Gabriele Mirabassi, Enzo Pietropaoli, Bebo Ferra, Francesco Bearzatti, Luca Aquino e Franz Di Cioccio, tutte collaborazioni del tuo ultimo album. Il duetto più particolare è quello con il batterista della Pfm.
«Franz mi aveva sentito suonare ad un concerto a Trieste. E’ nata un’amicizia e quando ho avuto l’idea del disco, ho pensato che sarebbe stato fantastico coinvolgere uno tra i più grandi batteristi italiani nel pezzo di apertura del disco. E’ stato un duetto molto particolare con pianoforte e batteria. Devo dire che quando ha sentito il pezzo “Igloo” è rimasto talmente entusiasta che non solo ha collaborato al disco ma è venuto a fare diversi concerti con me. Sta nascendo un progetto speciale, nel quale la mia musica è unita a Di Cioccio. E’ una collaborazione che non è limitata al disco, ha prodotto già dei concerti e produrrà sicuramente altre cose».
Si fa fatica a definire la tua musica che contamina diversi generi musicali, soprattutto nell’ultimo album nel quale oltre al Jazz, alla music Etnica ci sono anche delle suggestioni Rock. Una volta hai dichiarato che la tua musica è fatta da piccoli racconti. Cosa vuoi raccontare a chi ti ascolta?
«Sì, dei piccoli racconti musicali fatti di pagine bianche che vengono scritte dalle orecchie e l’anima di chi li ascolta. E’ una musica che credo lasci grande spazio alla fantasia. Ho sempre cercato di fotografare attraverso questa musica, le cose di tutti i giorni, la realtà di oggi, il mondo di oggi. E’ sempre un viaggio intorno all’uomo, a volte si fa fatica a parlare di certe cose e io cerco di farlo con il linguaggio suggestivo della musica non quello esplicito della parola».
Il segreto del tuo successo forse è proprio questo. Sei riuscito a trasformare una musica definita di “ èlite” in una musica per tutti . E’ merito di quella ,che tu hai definito “Malinconia ballata” ?
«Utilizzare un ritmo incalzante nel dire delle cose anche malinconiche ti permette di dire in modo struggente un qualcosa ma mai fermo e paludato. La musica che faccio io è una musica che possono capire tutti, assolutamente non da élite si deve arrivare al cuore della gente. La mia è una musica che affonda le radici nel passato e per cercare proiettare la musica verso il futuro. Vuole unire riferimenti colti a musica popolare, per me la musica va da Le chansonnier francesi ai Sex Pistols . Questo è un elemento che caratterizza la mia musica, gli arrangiamenti che realizzo con i miei musicisti e anche i concerti che facciamo con assoluta spontaneità e immediatezza».

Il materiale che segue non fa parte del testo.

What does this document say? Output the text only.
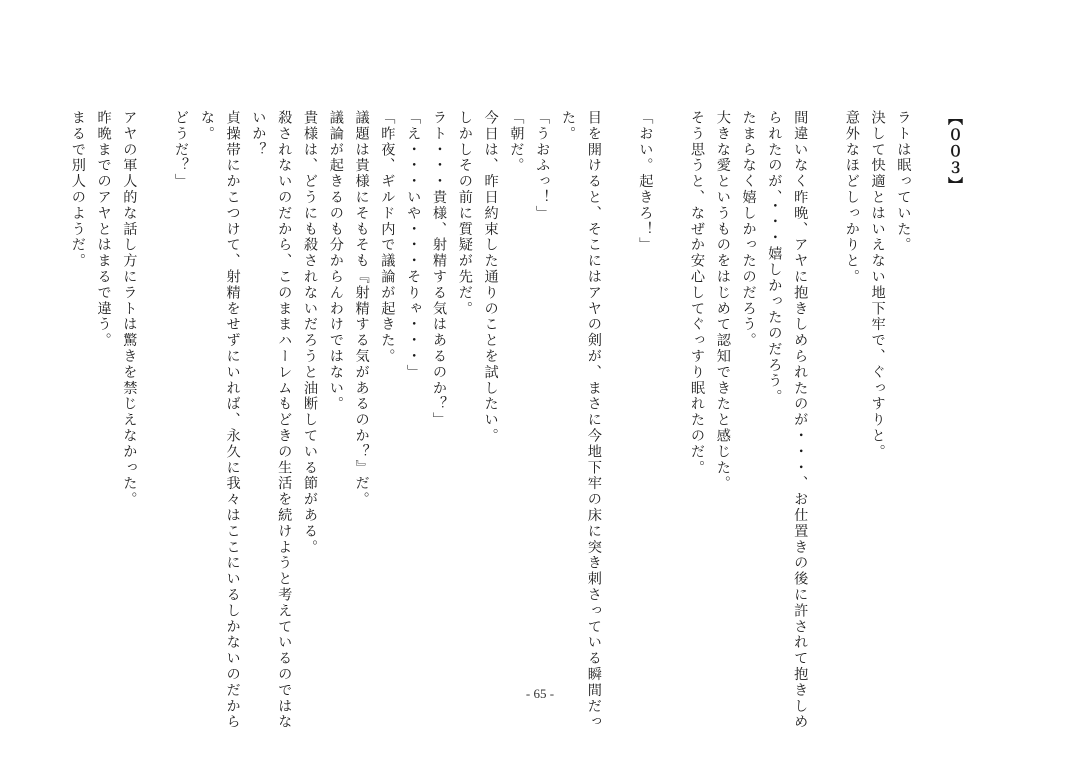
【００３】
ラトは眠っていた。
決して快適とはいえない地下牢で、ぐっすりと。
意外なほどしっかりと。
間違いなく昨晩、アヤに抱きしめられたのが・・・、お仕置きの後に許されて抱きしめ
られたのが、・・・嬉しかったのだろう。
たまらなく嬉しかったのだろう。
大きな愛というものをはじめて認知できたと感じた。
そう思うと、なぜか安心してぐっすり眠れたのだ。
「おい。起きろ！」
目を開けると、そこにはアヤの剣が、まさに今地下牢の床に突き刺さっている瞬間だっ
た。
「うおふっ！」
「朝だ。
今日は、昨日約束した通りのことを試したい。
しかしその前に質疑が先だ。
ラト・・・貴様、射精する気はあるのか？」
「え・・・いや・・・そりゃ・・・」
「昨夜、ギルド内で議論が起きた。
議題は貴様にそもそも『射精する気があるのか？』だ。
議論が起きるのも分からんわけではない。
貴様は、どうにも殺されないだろうと油断している節がある。
殺されないのだから、このままハーレムもどきの生活を続けようと考えているのではな
いか？
貞操帯にかこつけて、射精をせずにいれば、永久に我々はここにいるしかないのだから
な。
どうだ？」
アヤの軍人的な話し方にラトは驚きを禁じえなかった。
昨晩までのアヤとはまるで違う。
まるで別人のようだ。
‐ 65 ‐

Sei anche un avvocato penalista, professione che continui ad esercitare. E’ un modo per trovare l’ispirazione ?
«Io penso che la musica non nasce mai dalla musica ma da tutto quello che è intorno e fuori. Il musicista deve essere attento, curioso di tutto ciò che accade nella vita reale. Un romanzo, un film, un bel quadro ispira molto, quindi tutto quello che è intorno alla musica e che riguarda il fattore umano per me è fonte di ispirazione. La professione di avvocato e la musica sono due passioni che riesco a conciliare. Fare l’avvocato soprattutto penalista è un osservatorio privilegiato su quello che in maniera inconscia diventerà musica. Un osmosi tra le esperienze. Non bisogna vivere sotto una campana di vetro o in una torre di avorio ma sporcarsi le mani con la realtà di tutti i giorni con le tristezze umane da cui trarre insegnamento e musica».
Cosa è la Bellezza?
«Una musica bella è una musica che si disinteressa di quello che pensano gli altri e pensa solo ad essere se stessa cioè ad essere autentica».